Perşembe, Nisan 25, 2024

Yukarıya bakmak ya da bakmamak…

Everest dağı büyüklüğündeki bir kuyruklu yıldız dünyaya çarpacaktır. Bu çarpışma önlenemediği takdirde insanoğlunun sağ kurtulması mümkün görünmemektedir. “Don’t Look Up” iki bilim insanının mücadelesini işleyen bir kara mizah örneği…

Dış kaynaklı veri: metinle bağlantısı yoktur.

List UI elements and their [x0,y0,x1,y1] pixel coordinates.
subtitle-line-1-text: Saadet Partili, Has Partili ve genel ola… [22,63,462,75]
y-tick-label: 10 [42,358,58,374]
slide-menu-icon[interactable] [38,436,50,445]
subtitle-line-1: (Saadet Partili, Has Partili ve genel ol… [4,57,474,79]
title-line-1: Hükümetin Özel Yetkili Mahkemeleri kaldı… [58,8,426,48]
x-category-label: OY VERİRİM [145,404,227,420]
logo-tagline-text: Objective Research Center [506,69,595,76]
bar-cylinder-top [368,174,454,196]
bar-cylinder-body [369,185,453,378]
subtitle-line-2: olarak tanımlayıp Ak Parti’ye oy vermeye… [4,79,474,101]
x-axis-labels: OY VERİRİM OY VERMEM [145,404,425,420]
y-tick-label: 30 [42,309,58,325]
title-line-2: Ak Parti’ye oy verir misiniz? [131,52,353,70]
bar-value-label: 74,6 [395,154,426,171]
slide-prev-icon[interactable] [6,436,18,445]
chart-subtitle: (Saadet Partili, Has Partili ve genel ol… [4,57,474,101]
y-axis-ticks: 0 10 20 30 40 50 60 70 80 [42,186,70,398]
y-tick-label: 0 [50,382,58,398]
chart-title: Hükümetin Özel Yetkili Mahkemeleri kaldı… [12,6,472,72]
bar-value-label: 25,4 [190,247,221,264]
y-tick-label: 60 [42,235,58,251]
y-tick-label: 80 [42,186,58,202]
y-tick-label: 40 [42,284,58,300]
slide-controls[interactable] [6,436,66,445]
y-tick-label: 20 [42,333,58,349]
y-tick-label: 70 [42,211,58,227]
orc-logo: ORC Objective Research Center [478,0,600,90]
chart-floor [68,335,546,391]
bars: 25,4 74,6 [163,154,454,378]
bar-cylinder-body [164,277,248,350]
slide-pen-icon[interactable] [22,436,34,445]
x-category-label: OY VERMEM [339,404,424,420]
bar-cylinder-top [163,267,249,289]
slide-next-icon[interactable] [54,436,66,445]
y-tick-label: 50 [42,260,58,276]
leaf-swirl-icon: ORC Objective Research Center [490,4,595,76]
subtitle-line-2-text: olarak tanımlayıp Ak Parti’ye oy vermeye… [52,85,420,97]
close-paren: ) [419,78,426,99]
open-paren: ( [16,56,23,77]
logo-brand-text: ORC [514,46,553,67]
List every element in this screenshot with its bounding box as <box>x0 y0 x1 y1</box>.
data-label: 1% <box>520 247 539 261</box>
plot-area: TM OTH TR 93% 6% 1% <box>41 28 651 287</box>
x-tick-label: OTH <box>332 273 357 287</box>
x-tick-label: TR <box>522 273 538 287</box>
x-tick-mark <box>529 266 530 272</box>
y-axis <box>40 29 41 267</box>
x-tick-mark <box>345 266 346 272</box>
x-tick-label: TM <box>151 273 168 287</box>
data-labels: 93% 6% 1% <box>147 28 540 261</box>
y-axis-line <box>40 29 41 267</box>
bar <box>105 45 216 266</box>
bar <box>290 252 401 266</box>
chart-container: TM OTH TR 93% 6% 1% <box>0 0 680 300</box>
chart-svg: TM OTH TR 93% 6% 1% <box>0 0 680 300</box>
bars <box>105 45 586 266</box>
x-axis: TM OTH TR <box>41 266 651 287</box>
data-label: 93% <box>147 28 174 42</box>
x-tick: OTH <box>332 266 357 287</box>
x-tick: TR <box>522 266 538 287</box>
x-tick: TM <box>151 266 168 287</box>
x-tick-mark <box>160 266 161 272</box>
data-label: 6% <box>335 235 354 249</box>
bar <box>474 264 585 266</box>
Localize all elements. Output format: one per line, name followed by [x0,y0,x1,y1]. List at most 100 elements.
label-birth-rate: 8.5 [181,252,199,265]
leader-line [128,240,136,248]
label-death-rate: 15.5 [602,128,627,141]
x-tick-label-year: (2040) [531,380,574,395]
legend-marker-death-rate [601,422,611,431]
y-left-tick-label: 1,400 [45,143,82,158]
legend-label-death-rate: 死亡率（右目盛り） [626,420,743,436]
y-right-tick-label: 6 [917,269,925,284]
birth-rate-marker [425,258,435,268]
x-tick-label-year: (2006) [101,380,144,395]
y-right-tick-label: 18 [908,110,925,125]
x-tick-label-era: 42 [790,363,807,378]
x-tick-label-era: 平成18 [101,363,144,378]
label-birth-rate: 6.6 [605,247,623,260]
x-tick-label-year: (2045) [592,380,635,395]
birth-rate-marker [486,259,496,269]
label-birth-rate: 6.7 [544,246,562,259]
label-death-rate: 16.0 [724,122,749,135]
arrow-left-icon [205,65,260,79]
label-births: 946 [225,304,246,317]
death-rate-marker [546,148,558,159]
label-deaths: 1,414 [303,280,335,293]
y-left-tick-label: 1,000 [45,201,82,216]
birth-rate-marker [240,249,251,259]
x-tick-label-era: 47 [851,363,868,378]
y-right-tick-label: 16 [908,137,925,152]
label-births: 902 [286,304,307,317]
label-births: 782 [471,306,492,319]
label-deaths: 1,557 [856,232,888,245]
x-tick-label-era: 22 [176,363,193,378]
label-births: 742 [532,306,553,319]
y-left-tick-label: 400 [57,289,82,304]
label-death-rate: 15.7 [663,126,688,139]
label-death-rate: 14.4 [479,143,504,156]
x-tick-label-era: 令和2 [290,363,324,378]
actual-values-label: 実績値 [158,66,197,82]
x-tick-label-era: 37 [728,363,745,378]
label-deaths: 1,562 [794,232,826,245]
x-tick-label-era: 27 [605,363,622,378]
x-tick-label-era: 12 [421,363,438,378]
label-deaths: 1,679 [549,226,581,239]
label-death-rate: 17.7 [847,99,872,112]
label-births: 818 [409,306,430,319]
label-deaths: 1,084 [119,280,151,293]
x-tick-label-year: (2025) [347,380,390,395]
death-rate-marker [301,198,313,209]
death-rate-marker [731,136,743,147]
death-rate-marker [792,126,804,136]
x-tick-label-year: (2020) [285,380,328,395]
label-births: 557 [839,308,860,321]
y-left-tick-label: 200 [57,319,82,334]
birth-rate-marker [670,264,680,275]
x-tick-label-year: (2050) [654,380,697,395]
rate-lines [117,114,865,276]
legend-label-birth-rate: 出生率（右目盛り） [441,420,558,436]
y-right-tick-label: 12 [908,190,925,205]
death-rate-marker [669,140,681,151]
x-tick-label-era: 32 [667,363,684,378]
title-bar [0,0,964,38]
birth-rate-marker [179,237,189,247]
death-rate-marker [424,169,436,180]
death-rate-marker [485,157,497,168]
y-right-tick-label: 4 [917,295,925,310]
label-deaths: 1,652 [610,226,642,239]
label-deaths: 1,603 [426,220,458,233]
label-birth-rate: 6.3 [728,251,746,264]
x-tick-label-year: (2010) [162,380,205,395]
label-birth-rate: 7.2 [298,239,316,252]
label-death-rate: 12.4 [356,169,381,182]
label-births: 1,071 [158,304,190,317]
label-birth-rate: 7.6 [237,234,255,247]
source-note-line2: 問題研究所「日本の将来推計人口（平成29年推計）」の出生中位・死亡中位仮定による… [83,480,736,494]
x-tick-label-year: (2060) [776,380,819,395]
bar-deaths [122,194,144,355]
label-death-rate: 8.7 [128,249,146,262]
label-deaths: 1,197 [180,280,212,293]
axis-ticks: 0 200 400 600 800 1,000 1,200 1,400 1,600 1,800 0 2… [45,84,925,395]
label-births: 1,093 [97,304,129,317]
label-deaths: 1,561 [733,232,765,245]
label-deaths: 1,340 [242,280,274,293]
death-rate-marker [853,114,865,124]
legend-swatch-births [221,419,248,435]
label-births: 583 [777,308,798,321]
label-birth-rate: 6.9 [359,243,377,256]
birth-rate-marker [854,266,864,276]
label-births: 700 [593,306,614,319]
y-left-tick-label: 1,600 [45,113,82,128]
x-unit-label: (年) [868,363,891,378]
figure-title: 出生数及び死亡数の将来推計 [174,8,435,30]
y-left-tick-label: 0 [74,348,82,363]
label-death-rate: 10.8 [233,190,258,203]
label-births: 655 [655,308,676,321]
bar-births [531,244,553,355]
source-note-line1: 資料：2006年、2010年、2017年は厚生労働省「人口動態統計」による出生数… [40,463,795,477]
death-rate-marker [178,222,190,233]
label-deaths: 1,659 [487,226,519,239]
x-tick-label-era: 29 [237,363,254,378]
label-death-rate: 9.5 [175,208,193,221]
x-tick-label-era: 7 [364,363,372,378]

Astronomi uzmanı Dr. Randall Mindy’nin (Leonardo DiCaprio) ekibinde çalışan doktora öğrencisi Kate Dibiasky (Jennifer Lawrence), günlük araştırmalarına devam ederken, dünyaya bir kuyruklu yıldızın yaklaşmakta olduğunu keşfeder. Yaptıkları matematik hesapları sonunda vahim gerçekle karşılaşırlar. Everest dağı büyüklüğündeki kuyruklu yıldız tam altı ay iki hafta sonra dünyaya çarpacaktır ve çarpışma bir şekilde önlenemediği takdirde, insanoğlunun bu felaketten sağ kurtulması mümkün görünmemektedir.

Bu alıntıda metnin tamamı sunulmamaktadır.